Note. Data include test–retest reliability, ICC(A, 1), of Subset 1, number of participants in each group (n) for all following psychometric analyses, the group standard deviation of mean weeklong vocal effort during the first week of monitoring, the standard error of measurement (SEM), the minimum detectable change with 95% confidence intervals (MDC95), and the minimal clinically important difference. The psychometric data for the moderate and severe groups is only meant to serve as “best-case scenario” estimates and should be interpreted with caution, as the sample sizes are very small. Psychometric data for the entire group are bolded. WFL = within functional limits.

a

Test–retest reliability was not available for moderate and severe overall severities due to the small number of participants in the test–retest subset, so the overall ICC of .96 was used.

Discussion

The overarching aim of this study was to examine EMA of vocal effort, defined as the amount of perceived work or exertion to produce voice measured in an individual's real-world speaking environment. Building on previous work that measured vocal status (Van Stan, Maffei, et al., 2017), we implemented a vocal effort prompt and VAS using the same technology via a customized platform on a smartphone device. We assessed the psychometric properties of an ecological vocal effort scale that is linked temporally to a voicing task and used to capture vocal effort ratings throughout a week of ambulatory voice monitoring in individuals with and without VH, with the goal of offering a generalizable method to measure vocal effort throughout daily life.

Test–Retest Reliability

Test–retest reliability, as it pertains to self-report of vocal status, is a challenging metric to assess; a balance must be found in spacing the ratings far enough in time so that recall effect is minimized and close enough in time to ensure that vocal status has remained constant. In individuals without VH, a time period longer than the 20-min recording between ratings could be acceptable, as their vocal status is less likely to change; however, patients with VH may be more prone to changes in status associated with vocal demands. As noted previously, a test–retest design was not initially planned, so test–retest data were limited to the most recent year and the ratings made during in-lab procedures only. In contrast to work by Van Stan, Maffei, et al. (2017), who used Cronbach's alpha to obtain an estimate of internal consistency for the construct of vocal status, we did not presume that the ecological vocal effort scale linked to a voicing task would have the same latent construct as voice-related discomfort and fatigue scales. Thus, for this study, test–retest reliability was determined to be the most appropriate measure of reliability, despite the potential limitations of the study design.

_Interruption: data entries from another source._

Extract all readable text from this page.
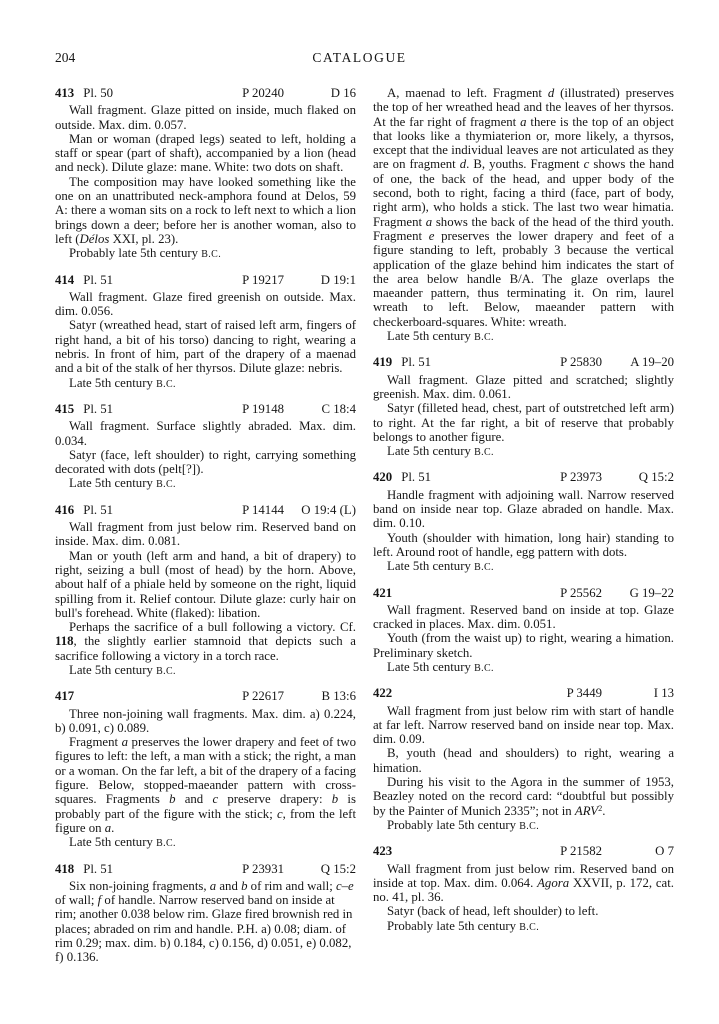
204	CATALOGUE
413 Pl. 50	P 20240	D 16

Wall fragment. Glaze pitted on inside, much flaked on outside. Max. dim. 0.057.

Man or woman (draped legs) seated to left, holding a staff or spear (part of shaft), accompanied by a lion (head and neck). Dilute glaze: mane. White: two dots on shaft.

The composition may have looked something like the one on an unattributed neck-amphora found at Delos, 59 A: there a woman sits on a rock to left next to which a lion brings down a deer; before her is another woman, also to left (Délos XXI, pl. 23).

Probably late 5th century B.C.

414 Pl. 51	P 19217	D 19:1

Wall fragment. Glaze fired greenish on outside. Max. dim. 0.056.

Satyr (wreathed head, start of raised left arm, fingers of right hand, a bit of his torso) dancing to right, wearing a nebris. In front of him, part of the drapery of a maenad and a bit of the stalk of her thyrsos. Dilute glaze: nebris.

Late 5th century B.C.

415 Pl. 51	P 19148	C 18:4

Wall fragment. Surface slightly abraded. Max. dim. 0.034.

Satyr (face, left shoulder) to right, carrying something decorated with dots (pelt[?]).

Late 5th century B.C.

416 Pl. 51	P 14144 O 19:4 (L)

Wall fragment from just below rim. Reserved band on inside. Max. dim. 0.081.

Man or youth (left arm and hand, a bit of drapery) to right, seizing a bull (most of head) by the horn. Above, about half of a phiale held by someone on the right, liquid spilling from it. Relief contour. Dilute glaze: curly hair on bull's forehead. White (flaked): libation.

Perhaps the sacrifice of a bull following a victory. Cf. 118, the slightly earlier stamnoid that depicts such a sacrifice following a victory in a torch race.

Late 5th century B.C.

417	P 22617	B 13:6

Three non-joining wall fragments. Max. dim. a) 0.224, b) 0.091, c) 0.089.

Fragment a preserves the lower drapery and feet of two figures to left: the left, a man with a stick; the right, a man or a woman. On the far left, a bit of the drapery of a facing figure. Below, stopped-maeander pattern with cross-squares. Fragments b and c preserve drapery: b is probably part of the figure with the stick; c, from the left figure on a.

Late 5th century B.C.

418 Pl. 51	P 23931	Q 15:2

Six non-joining fragments, a and b of rim and wall; c–e of wall; f of handle. Narrow reserved band on inside at rim; another 0.038 below rim. Glaze fired brownish red in places; abraded on rim and handle. P.H. a) 0.08; diam. of rim 0.29; max. dim. b) 0.184, c) 0.156, d) 0.051, e) 0.082, f) 0.136.

A, maenad to left. Fragment d (illustrated) preserves the top of her wreathed head and the leaves of her thyrsos. At the far right of fragment a there is the top of an object that looks like a thymiaterion or, more likely, a thyrsos, except that the individual leaves are not articulated as they are on fragment d. B, youths. Fragment c shows the hand of one, the back of the head, and upper body of the second, both to right, facing a third (face, part of body, right arm), who holds a stick. The last two wear himatia. Fragment a shows the back of the head of the third youth. Fragment e preserves the lower drapery and feet of a figure standing to left, probably 3 because the vertical application of the glaze behind him indicates the start of the area below handle B/A. The glaze overlaps the maeander pattern, thus terminating it. On rim, laurel wreath to left. Below, maeander pattern with checkerboard-squares. White: wreath.

Late 5th century B.C.

419 Pl. 51	P 25830	A 19–20

Wall fragment. Glaze pitted and scratched; slightly greenish. Max. dim. 0.061.

Satyr (filleted head, chest, part of outstretched left arm) to right. At the far right, a bit of reserve that probably belongs to another figure.

Late 5th century B.C.

420 Pl. 51	P 23973	Q 15:2

Handle fragment with adjoining wall. Narrow reserved band on inside near top. Glaze abraded on handle. Max. dim. 0.10.

Youth (shoulder with himation, long hair) standing to left. Around root of handle, egg pattern with dots.

Late 5th century B.C.

421	P 25562	G 19–22

Wall fragment. Reserved band on inside at top. Glaze cracked in places. Max. dim. 0.051.

Youth (from the waist up) to right, wearing a himation. Preliminary sketch.

Late 5th century B.C.

422	P 3449	I 13

Wall fragment from just below rim with start of handle at far left. Narrow reserved band on inside near top. Max. dim. 0.09.

B, youth (head and shoulders) to right, wearing a himation.

During his visit to the Agora in the summer of 1953, Beazley noted on the record card: “doubtful but possibly by the Painter of Munich 2335”; not in ARV$^2$.

Probably late 5th century B.C.

423	P 21582	O 7

Wall fragment from just below rim. Reserved band on inside at top. Max. dim. 0.064. Agora XXVII, p. 172, cat. no. 41, pl. 36.

Satyr (back of head, left shoulder) to left.

Probably late 5th century B.C.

Overall, the vocal effort scores were found to be reliable based on a test–retest analysis. Although it is possible that the high reliability found could be attributed to the short time frame interval (approximately 20 min), a longer interval might have introduced other confounds (e.g., changes in vocal status). The test–retest reliability found using Subset 1 was .96, which indicates excellent reliability. We used a data-driven approach to identify two subgroups based on CAPE-V OS scores. We calculated ICCs separately for the two subgroups, finding reliability of .91 for those VH patients with mild OS and a reliability of .87 for individuals with OS WFL. These results suggest that the ecological vocal effort scale is reliable for individuals with OS scores under 30. Future work should determine if the reliability of the scale changes for more dysphonic individuals. Our high reliability scores of vocal effort based on test–retest reliability may indicate a “best-case scenario” in that it is the best reliability obtainable, but this means the MDC95 is “at least” as large as what was found, which is still valuable information. In future work, we could probe participants to rerate vocal effort even during times when they indicate “no change” in vocal status. Although it would place more burden on the participants, this method would allow us to measure test–retest reliability in the field as opposed to only in the laboratory.

Validity

The ecological vocal effort scale was validated in the context of ambulatory voice monitoring, empirically supported by two main findings. As expected, weeklong mean vocal effort was statistically different for patients with PVH and NPVH compared to individuals without VH, evidence of known-groups validity. This finding was consistent with previous results of ambulatory vocal status (Van Stan, Maffei, et al., 2017), which differentiated patients with PVH and NPVH from individuals without VH with very large effect sizes. Findings from this study were different than those of Baldner et al. (2015), which found that the Borg CR-10 did not differentiate patients and control participants. The variability of weeklong mean vocal effort scores was much larger for the patient groups compared to the control group, which indicates that vocal effort changes more throughout the day/week for patients with VH compared to individuals without VH. It is possible that patients with VH may have varying degrees of effort from one another or they may use the scale in different ways, rating in the same direction and magnitude but at different areas of the scale. Future work could investigate these patterns among patients in a more comprehensive way. Individual variability of the weeklong vocal effort ratings was greater in patients compared to controls, confirming that vocal effort does in fact vary throughout the day in many individuals with VH compared to those without VH. This result corroborates other studies that have found no meaningful change after a vocally demanding event, such as fitness instruction (Dallaston & Rumbach, 2016) or singing performance (Kitch et al., 1996) in individuals without voice disorders. Our findings demonstrate the potential for tracking ecological vocal effort throughout daily life to identify instances of increased hyperfunctional behaviors. Objective measures associated with increased vocal effort could be employed as an early-warning system to either prevent VH or serve as biofeedback to aid patients in therapy as they rehabilitate, fostering carryover of strategies to natural voicing activities of daily life.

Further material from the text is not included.